You can’t really plan your year around the seasons – not in Ireland, anyway –but you can set your watch by a TV schedule. You know it’s time to start getting festive when a channel unironically airs Love Actually. Bake Off is back? Time to get autumnal. And summer? I think you mean Love Island season, baby.

In just over a week’s time, the dating show is back to invade all of our social lives for another eight weeks or so. It has become as intertwined with summer as barbecuing in the rain and the smell of Ambre Solaire.

Since 2015 (bar the summer of 2020, and even then there was a winter series), we’ve sacrificed summer pub nights for telly at 9pm and replaced all conversations with WhatsApp group chats about people being mugged off and the villain of the series.

Love Island isn’t just a TV show, it’s a lifestyle, and one I subscribe to. So why is it that this year I’m not as buzzed as usual?

Having previously written about showbiz and TV as my day job, Love Island was all-consuming. Missing one episode meant my knowledge was derailed. This is the first series when my livelihood won’t depend on knowing what grafting means, so I can properly enjoy it. But even I veered into Love Island fatigue about a year ago.

As we watched Millie Court and Liam Reardon fall in love despite Casa Amor scandal and terrible piano playing, it was glaringly obvious this wasn’t the show we all watched in our millions two years earlier as Maura Higgins became a national treasure.

After season three, the villa became a fast pass to a fast fashion brand collab, or at least a discount code, and invites to PR bashes for at least a few months, and everyone knew it.

People started coming in forcing catchphrases (see Lucie Donlan and the ill-fated “bev”), making tactical pairings and being a little too aware of the career they would have post villa.

While you could maybe believe some earlier daters were actually seeking love (and a few weeks in Majorca), Love Island has become a victim of its own success, becoming too popular to foster any sense of authenticity.

Then, of course, there’s the controversy. Since the deaths of host Caroline Flack and contestants Sophie Gradon and Mike Thalassitis by suicide, aftercare has been stepped up by ITV, but we are very aware of when things are veering from drama into abuse in terms of arguments and treatment in couples.

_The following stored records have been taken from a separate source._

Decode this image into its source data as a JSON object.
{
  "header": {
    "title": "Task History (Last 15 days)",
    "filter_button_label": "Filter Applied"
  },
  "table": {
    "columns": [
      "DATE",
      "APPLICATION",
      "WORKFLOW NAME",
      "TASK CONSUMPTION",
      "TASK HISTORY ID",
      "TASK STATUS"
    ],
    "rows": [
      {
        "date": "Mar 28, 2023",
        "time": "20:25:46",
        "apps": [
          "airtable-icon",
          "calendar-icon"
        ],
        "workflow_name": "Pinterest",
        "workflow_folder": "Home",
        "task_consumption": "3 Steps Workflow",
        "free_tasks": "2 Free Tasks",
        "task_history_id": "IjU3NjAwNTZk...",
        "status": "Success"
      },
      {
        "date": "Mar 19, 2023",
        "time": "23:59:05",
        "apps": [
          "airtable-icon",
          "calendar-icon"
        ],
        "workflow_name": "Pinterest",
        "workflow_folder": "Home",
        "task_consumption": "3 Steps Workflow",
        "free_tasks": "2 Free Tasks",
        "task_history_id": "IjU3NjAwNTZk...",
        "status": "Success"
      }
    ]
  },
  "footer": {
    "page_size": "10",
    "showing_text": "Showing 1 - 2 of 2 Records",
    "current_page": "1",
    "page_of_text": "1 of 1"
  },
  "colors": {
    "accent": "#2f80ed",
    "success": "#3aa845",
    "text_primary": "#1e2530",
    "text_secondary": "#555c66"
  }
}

Last series, fan favourite Faye Winter immediately slipped down the rankings following an extremely uncomfortable row with Teddy Soares (the couple are still together).

Women’s Aid has put out statements following incidents of gaslighting, and when castmates cry it feels less like entertainment and more like exploitation. But as a viewer, it just feels like the magic has left the villa. We know what’s going to happen and the type of person who will be cast.

While a show six nights a week for the summer seemed exciting, it now feels a bit like a chore. The glory days have sailed by. It’s not the show it was.

In saying all that, I know full well I’ll be sucked in. One thing I can’t stand is fomo, and if I can’t engage in chats about mugginess, underboob trends and Casa Amor, what will I do with my summer? Socialise? I’m in a toxic relationship with Love Island, and good or bad, it will always have a hold on me.